5,025,000 shares of Class A common stock issued immediately prior to the Effective Time to the initial shareholders upon conversion of the 5,025,000 shares of Class B common stock outstanding immediately prior to the Effective Time (following the issuance of the 5,175,000 shares of Class B common stock upon the Conversion of the 5,175,000 Class B ordinary shares held by the initial shareholders and after reflecting the irrevocable forfeiture by the Sponsor to HealthCor of 150,000 shares of Class B common stock for no consideration and automatic cancellation as of immediately prior to the Closing);

 

614,000 shares of Class A common stock issued to the Sponsor; and

 

3,557,756 shares of Class A common stock issued to the Company’s public stockholders holding 3,557,756 Class A ordinary shares outstanding at the Effective Time, after reflecting redemptions of 17,142,244 shares of HealthCor Class A common stock.

 

The total number of shares of the Company’s Class B common stock outstanding immediately following the Closing was 15,055,288 shares.
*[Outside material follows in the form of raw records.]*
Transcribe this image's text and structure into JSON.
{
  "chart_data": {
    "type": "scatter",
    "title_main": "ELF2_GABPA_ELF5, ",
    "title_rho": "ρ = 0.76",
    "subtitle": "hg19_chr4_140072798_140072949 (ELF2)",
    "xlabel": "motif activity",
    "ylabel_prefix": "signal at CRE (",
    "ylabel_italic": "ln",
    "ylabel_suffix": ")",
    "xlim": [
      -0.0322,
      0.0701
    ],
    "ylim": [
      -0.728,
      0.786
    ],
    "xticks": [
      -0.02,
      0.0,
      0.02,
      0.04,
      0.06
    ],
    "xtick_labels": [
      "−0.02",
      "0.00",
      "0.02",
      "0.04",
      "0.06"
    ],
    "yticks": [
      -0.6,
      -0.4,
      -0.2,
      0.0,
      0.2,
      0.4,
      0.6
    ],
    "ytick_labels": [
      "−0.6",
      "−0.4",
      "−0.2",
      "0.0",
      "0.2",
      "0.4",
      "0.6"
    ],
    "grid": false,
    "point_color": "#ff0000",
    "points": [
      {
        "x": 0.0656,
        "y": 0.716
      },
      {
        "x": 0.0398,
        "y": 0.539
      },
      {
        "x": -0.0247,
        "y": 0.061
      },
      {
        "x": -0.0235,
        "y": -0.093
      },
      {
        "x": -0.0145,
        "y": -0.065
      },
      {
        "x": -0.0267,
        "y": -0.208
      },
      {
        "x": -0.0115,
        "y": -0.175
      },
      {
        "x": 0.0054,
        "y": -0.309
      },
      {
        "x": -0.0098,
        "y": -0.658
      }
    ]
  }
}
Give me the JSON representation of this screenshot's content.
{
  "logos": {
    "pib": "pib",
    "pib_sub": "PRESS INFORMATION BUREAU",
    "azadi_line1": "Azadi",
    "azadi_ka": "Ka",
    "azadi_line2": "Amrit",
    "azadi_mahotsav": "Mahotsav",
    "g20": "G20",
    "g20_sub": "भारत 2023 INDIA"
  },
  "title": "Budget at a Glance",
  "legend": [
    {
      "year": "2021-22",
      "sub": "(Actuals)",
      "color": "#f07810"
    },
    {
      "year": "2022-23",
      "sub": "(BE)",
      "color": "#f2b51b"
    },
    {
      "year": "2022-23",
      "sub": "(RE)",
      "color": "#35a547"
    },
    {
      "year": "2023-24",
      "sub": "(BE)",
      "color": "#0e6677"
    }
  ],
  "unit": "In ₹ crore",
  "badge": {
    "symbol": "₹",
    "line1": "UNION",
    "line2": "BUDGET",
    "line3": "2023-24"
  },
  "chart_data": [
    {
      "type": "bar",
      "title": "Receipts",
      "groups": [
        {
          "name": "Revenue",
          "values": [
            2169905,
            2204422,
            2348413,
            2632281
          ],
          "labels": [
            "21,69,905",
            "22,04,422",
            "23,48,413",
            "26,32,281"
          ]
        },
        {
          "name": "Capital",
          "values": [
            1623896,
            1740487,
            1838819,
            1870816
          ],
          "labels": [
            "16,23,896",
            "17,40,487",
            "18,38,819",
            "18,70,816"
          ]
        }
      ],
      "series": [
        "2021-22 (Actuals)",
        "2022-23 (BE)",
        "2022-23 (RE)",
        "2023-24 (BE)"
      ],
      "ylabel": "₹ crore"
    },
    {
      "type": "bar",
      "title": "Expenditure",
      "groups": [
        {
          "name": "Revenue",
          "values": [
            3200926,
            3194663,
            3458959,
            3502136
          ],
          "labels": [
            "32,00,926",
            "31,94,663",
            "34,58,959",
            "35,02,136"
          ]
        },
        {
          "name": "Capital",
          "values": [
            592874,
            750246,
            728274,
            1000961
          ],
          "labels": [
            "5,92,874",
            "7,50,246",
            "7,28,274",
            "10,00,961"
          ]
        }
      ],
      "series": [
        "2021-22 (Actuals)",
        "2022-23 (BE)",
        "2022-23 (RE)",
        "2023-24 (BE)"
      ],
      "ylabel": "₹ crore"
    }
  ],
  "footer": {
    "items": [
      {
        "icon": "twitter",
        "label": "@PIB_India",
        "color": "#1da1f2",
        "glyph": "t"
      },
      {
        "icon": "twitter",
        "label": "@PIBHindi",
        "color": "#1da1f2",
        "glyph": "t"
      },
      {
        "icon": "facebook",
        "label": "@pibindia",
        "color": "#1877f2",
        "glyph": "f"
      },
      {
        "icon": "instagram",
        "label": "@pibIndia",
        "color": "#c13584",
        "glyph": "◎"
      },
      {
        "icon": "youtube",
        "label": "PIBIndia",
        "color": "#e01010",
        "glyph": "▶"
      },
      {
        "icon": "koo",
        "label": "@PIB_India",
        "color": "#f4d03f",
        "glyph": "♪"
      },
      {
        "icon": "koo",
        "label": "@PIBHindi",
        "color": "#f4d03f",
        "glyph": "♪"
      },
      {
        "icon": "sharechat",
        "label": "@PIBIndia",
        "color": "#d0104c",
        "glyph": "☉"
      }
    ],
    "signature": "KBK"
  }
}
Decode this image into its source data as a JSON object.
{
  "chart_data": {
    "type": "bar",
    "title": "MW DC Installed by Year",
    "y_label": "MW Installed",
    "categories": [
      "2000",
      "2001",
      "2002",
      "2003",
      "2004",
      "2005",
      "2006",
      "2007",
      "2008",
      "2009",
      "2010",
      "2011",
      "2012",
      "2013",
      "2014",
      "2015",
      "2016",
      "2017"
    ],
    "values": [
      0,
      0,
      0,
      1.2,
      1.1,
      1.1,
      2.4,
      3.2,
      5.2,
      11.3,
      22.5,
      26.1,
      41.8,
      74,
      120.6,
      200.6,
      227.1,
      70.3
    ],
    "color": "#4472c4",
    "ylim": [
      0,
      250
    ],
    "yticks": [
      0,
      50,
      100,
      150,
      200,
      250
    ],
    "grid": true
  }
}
Immediately following the Closing, Dr. Rothberg held approximately 84.8% of the combined voting power of the Company. Accordingly, Dr. Rothberg and his permitted transferees control the Company, and the Company is a controlled company within the meaning of the Nasdaq listing rules.

 

Net equity infusion from the Business Combination was $141,471, which consists of $207,448 proceeds from HealthCor, $126,100 proceeds from the PIPE Investors, net of payments to redeeming HealthCor shareholders of $171,437 and payment of transaction costs of $20,640. Additionally, 300,000 shares of Class A Common Stock were issued in connection with the Business Combination to a service provider in exchange for the services provided in connection with HealthCor’s initial public offering.

 

In December 2021, in connection with the closing of the Business Combination, the Company prepaid directors and officers insurance policy in the amount of $1,244 and repaid the Liminal Paycheck Protection Program ("PPP") loan in full in the amount of $113.